Comme dans la plupart de ses livres, Annie Ernaux utilise les médias, traces dans la mémoire, pour situer la datation biographique et l'ambiance de l'époque : les films ("L'année dernière à Marienbad", "Les Orgueilleux", "A bout de souffle", "Les Amants", "Hiroshima mon amour", "Le repos du guerrier"...), les chansons à la mode (Dalida, Gilbert Bécaud, Georges Brassens, Billie Holiday, Paul Anka, Edith Piaf, "Only You"), les people du moment (le roi Pelé, Charlie Gaul, Juliette Gréco, Brigitte Bardot...), la presse magazine (Bonne Soirée et ses romans insérés, Lectures pour tous...). Tout cette mémoire involontaire aide à parler de l'époque, permet de la retrouver. L'auteure souligne d'ailleurs combien les romans-feuilletons féminins de ces années là étaient bien plus réalistes, à propos de la vie des femmes, de leurs soucis et de leurs préoccupations, que la littérature noble, légitime. Pour tisser la toile de fond des souvenirs de 1958, l'information politique occupe peu de place : la guerre d'Algérie, affaire masculine et muette, est à peine présente (les attentats, les appelés). La vraie vie était ailleurs, censure du temps, effacement à quoi contribuent les médias, par défaut !

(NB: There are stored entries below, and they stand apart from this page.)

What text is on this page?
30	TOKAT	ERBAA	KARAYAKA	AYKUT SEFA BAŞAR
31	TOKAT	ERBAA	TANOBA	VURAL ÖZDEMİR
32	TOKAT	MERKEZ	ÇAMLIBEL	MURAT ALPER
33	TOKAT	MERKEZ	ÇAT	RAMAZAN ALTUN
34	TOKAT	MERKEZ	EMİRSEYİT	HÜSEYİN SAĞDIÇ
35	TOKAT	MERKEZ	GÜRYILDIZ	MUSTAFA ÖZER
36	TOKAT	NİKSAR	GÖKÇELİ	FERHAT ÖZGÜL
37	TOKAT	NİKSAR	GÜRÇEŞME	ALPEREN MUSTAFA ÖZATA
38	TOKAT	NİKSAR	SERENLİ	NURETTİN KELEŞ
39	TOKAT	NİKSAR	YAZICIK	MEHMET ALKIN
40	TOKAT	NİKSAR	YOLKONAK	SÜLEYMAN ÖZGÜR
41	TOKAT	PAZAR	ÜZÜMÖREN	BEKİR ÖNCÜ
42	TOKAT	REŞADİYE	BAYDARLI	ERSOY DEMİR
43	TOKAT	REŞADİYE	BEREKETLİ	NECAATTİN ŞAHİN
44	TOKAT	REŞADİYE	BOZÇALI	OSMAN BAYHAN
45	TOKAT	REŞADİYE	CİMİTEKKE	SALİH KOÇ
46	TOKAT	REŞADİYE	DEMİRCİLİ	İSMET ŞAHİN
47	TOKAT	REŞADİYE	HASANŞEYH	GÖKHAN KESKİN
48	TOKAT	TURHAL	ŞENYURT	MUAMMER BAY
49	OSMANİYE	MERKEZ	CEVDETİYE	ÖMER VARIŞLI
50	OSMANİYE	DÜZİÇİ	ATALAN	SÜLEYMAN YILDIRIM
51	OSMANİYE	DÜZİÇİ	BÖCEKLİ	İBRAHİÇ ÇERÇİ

Cette "fille" de dix-huit ans est un personnage en quête de son auteur. Le personnage discute âprement avec l'auteure, qui est la femme qu'elle est devenue (dont on peut suivre la vie de livre en livre, avortement, mort des parents, cancer du sein...). Volonté de l'auteure de récupérer le discours intérieur de son personnage, volonté illusoire d'autoanalyse, de lucidité extrême.

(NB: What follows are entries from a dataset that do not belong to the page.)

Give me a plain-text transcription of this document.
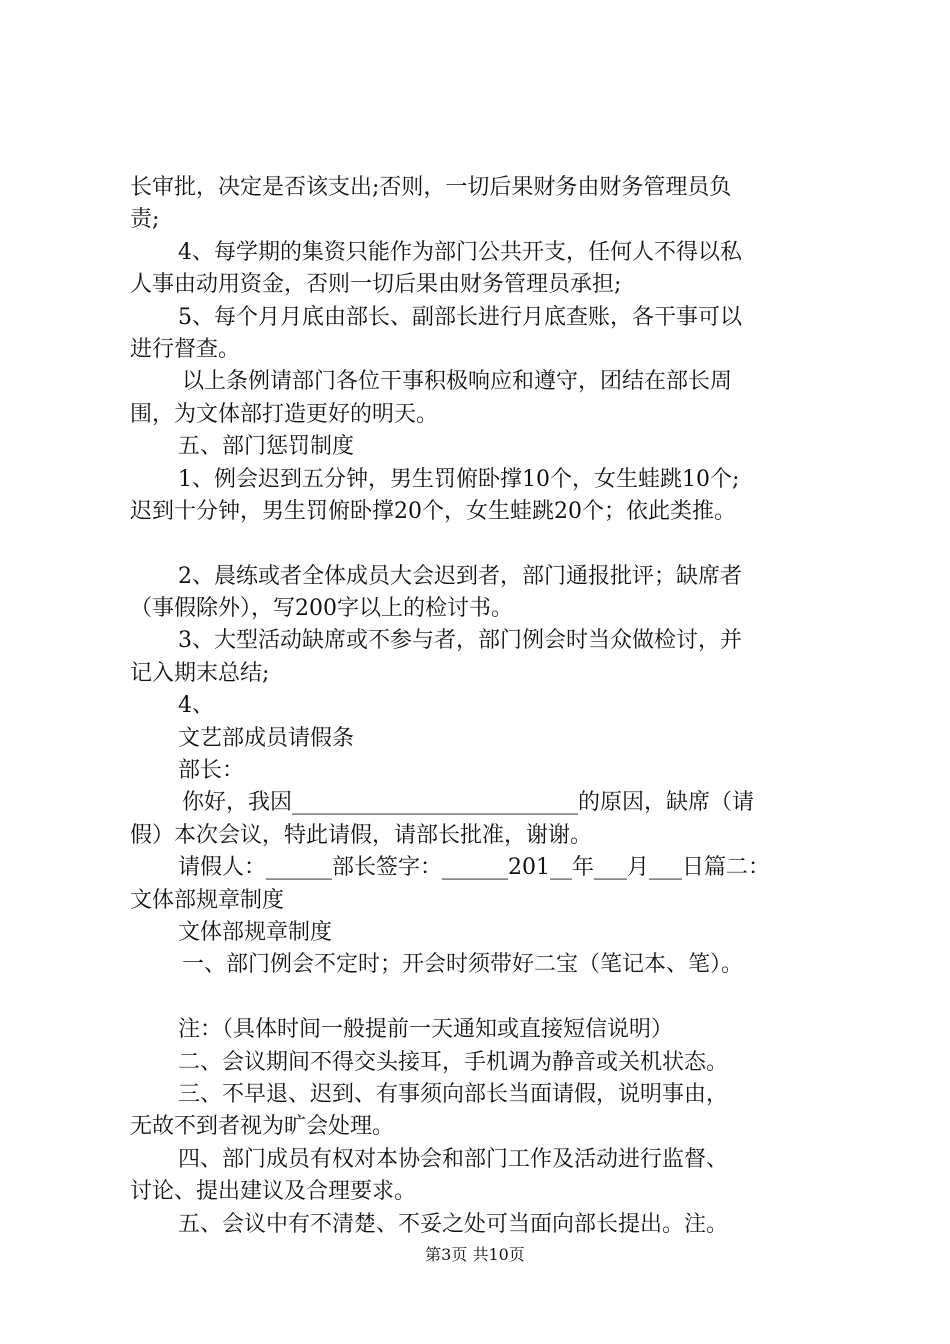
长审批，决定是否该支出;否则，一切后果财务由财务管理员负
责;
4、每学期的集资只能作为部门公共开支，任何人不得以私
人事由动用资金，否则一切后果由财务管理员承担;
5、每个月月底由部长、副部长进行月底查账，各干事可以
进行督查。
以上条例请部门各位干事积极响应和遵守，团结在部长周
围，为文体部打造更好的明天。
五、部门惩罚制度
1、例会迟到五分钟，男生罚俯卧撑10个，女生蛙跳10个;
迟到十分钟，男生罚俯卧撑20个，女生蛙跳20个；依此类推。
2、晨练或者全体成员大会迟到者，部门通报批评；缺席者
（事假除外），写200字以上的检讨书。
3、大型活动缺席或不参与者，部门例会时当众做检讨，并
记入期末总结;
4、
文艺部成员请假条
部长：
你好，我因__________________________的原因，缺席（请
假）本次会议，特此请假，请部长批准，谢谢。
请假人：______部长签字：______201__年___月___日篇二：
文体部规章制度
文体部规章制度
一、部门例会不定时；开会时须带好二宝（笔记本、笔）。
注：（具体时间一般提前一天通知或直接短信说明）
二、会议期间不得交头接耳，手机调为静音或关机状态。
三、不早退、迟到、有事须向部长当面请假，说明事由，
无故不到者视为旷会处理。
四、部门成员有权对本协会和部门工作及活动进行监督、
讨论、提出建议及合理要求。
五、会议中有不清楚、不妥之处可当面向部长提出。注。
第3页 共10页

On retrouve dans Mémoire de fille, énoncés crûment, les thèmes de l'analyse sociale chers à Annie Ernaux, fille de petits épiciers, rescapée scolaire : la honte culturelle (le français parlé par ses parents, l'accent normand, l'aménagement modeste de l'habitation familiale), le rôle de la modernité et des pratiques culturelles alors classantes, la mode, le tennis, les échecs, les disques de Bach... Formidable psychanalyse sociale effectuée par la classe dominée et par les plus dominés de cette classe, les femmes. Ce livre s'avère un manifeste tranquillement féministe, un manifeste subjectif, ancré dans le social et le biographique : "auto-socianalyse", aurait dit Pierre Bourdieu. Mais une socianalyse que ne masque aucun concept grandiloquent, aucune euphémisation, aucun artifice narratif.

A dix-huit ans, Annie Ernaux, "la fille", se libère et se console avec les livres et sa distinction culturelle récemment acquise. Cesar Pavese (Le Bel été !), puis Simone de Beauvoir, Jean-Paul Sartre, Françoise Sagan, Albert Camus, Jacques Prévert, André Gide... années d'apprentissage littéraire et philosophique.
Dès les premières lignes est énoncée l'ambition directrice du livre : "Il y a des êtres qui sont submergés par la réalité des autres, leur façon de parler, de croiser les jambes, d'allumer une cigarette. Englués dans la présence des autres". L'enfer de la domination vécue, c'est bien ces autres, ceux qui imposent l'obéissance tacite. Etre dominée, c'est tellement vouloir être comme les autres, jusqu'à l'obsession. Humiliation d'être humiliée. Analyse sociale d'un "universel singulier" (Jean-Paul Sartre à propos de Flaubert) que l'on réduit d'habitude à du psychologique, de l'émotion, du sentiment, voire de la sentimentalité (il y en a ...).  Que reste-t-il ? Toute une femme, faite de toutes les femmes mais que ne vaut sans doute pas n'importe qui...

Dense, ciselé. Impressionnant de lucidité et de talent. A lire deux fois, la première pour le plaisir du texte, la seconde pour dé-couvrir et suivre l'analyse, pas à pas. On ne ressort pas indemne de cette lecture.